US President Barack Obama has lodged an unfair trade complaint against China, while Mitt Romney's campaign has hit a pothole.

US President Barack Obama has lodged an unfair trade complaint against China and immediately used it as a wedge against Republican challenger Mitt Romney, whose beleaguered campaign has hit another pothole.

Obama told voters in Ohio, where the auto industry is important, of his administration's new push for the World Trade Organisation to sanction China for subsidising exports of vehicles and auto parts, and costing American jobs.

Romney dismissed the move as a distraction, arguing American businesses and workers would know better.

It was Romney's own campaign, however, that preoccupied many Republican activists on Monday.

A video surfaced showing Romney telling wealthy donors that almost half of all Americans "believe they are victims" entitled to extensive government support.

"I'll never convince them they should take personal responsibility and care for their lives," he tells the donors.

In the video reported by Mother Jones magazine, Romney was referring to the 46 per cent of Americans who do not owe federal income taxes; he put the figure at 47 per cent in his videotaped remarks.

Many of those Americans pay other forms of taxes.

While many such households are poor, some families making $100,000 a year or more pay no federal income tax because of various deductions and credits.

At a hastily called news conference late in the day, Romney conceded the comments weren't "elegantly stated" and were spoken "off the cuff".

The Romney campaign said: "Mitt Romney wants to help all Americans struggling in the Obama economy".

Obama's campaign manager, Jim Messina, called Romney's comments "shocking".

The video surfaced as Republican activists have watched with growing concern as opinion polls suggest Obama has opened a small lead over Romney since the Republican and Democratic conventions last month.

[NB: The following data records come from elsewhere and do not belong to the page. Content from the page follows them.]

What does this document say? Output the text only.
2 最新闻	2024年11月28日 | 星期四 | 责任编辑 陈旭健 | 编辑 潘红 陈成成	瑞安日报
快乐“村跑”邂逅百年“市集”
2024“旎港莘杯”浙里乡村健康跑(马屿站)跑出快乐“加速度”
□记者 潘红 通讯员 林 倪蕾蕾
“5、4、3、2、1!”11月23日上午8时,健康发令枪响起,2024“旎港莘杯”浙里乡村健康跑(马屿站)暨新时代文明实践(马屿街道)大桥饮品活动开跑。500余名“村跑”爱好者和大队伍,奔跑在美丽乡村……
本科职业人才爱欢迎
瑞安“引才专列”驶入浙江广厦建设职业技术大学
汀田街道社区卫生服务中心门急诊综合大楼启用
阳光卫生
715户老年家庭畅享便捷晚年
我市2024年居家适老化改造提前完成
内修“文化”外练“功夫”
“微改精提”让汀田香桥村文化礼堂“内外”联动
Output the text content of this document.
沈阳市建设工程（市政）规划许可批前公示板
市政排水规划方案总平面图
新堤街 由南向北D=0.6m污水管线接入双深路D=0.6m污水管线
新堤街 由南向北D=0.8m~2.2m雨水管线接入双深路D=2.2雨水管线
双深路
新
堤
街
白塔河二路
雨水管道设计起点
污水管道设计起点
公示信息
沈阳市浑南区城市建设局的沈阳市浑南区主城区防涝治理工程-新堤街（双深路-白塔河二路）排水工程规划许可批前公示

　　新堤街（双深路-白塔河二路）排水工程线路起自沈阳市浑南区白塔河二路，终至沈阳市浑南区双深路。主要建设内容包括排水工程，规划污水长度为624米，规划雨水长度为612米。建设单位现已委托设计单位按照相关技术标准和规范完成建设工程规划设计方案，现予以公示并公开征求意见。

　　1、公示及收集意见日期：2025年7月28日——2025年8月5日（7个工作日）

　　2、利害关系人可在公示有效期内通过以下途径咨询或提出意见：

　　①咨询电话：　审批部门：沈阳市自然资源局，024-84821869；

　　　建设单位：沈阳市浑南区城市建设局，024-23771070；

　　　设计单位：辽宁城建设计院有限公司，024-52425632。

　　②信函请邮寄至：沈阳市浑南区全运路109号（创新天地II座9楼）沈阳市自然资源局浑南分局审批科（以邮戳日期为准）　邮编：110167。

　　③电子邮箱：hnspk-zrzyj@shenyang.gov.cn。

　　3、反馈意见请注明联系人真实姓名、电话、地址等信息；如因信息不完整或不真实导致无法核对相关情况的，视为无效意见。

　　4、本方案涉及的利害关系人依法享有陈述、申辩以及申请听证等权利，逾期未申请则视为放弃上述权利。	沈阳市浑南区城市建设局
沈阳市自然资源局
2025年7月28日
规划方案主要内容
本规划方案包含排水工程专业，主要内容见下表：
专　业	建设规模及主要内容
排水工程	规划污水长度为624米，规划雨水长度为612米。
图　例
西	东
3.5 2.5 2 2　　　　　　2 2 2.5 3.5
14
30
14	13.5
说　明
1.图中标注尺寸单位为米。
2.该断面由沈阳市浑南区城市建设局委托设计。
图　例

In Ohio on Monday, Obama noted that he, unlike Romney, would raise taxes on households making more than $250,000 a year. Romney's platform, the president said, "doesn't add up".

"They say the most important thing we have to do is reduce the deficit," Obama said.

"Then the first thing they do is to spend trillions of dollars more on tax breaks for the wealthy."

In Cincinnati, Obama reiterated his claims that Bain Capital, the private equity firm Romney headed for years, helped companies shift US jobs to China.

"He made money investing in companies that uprooted from here and went to China," the president said.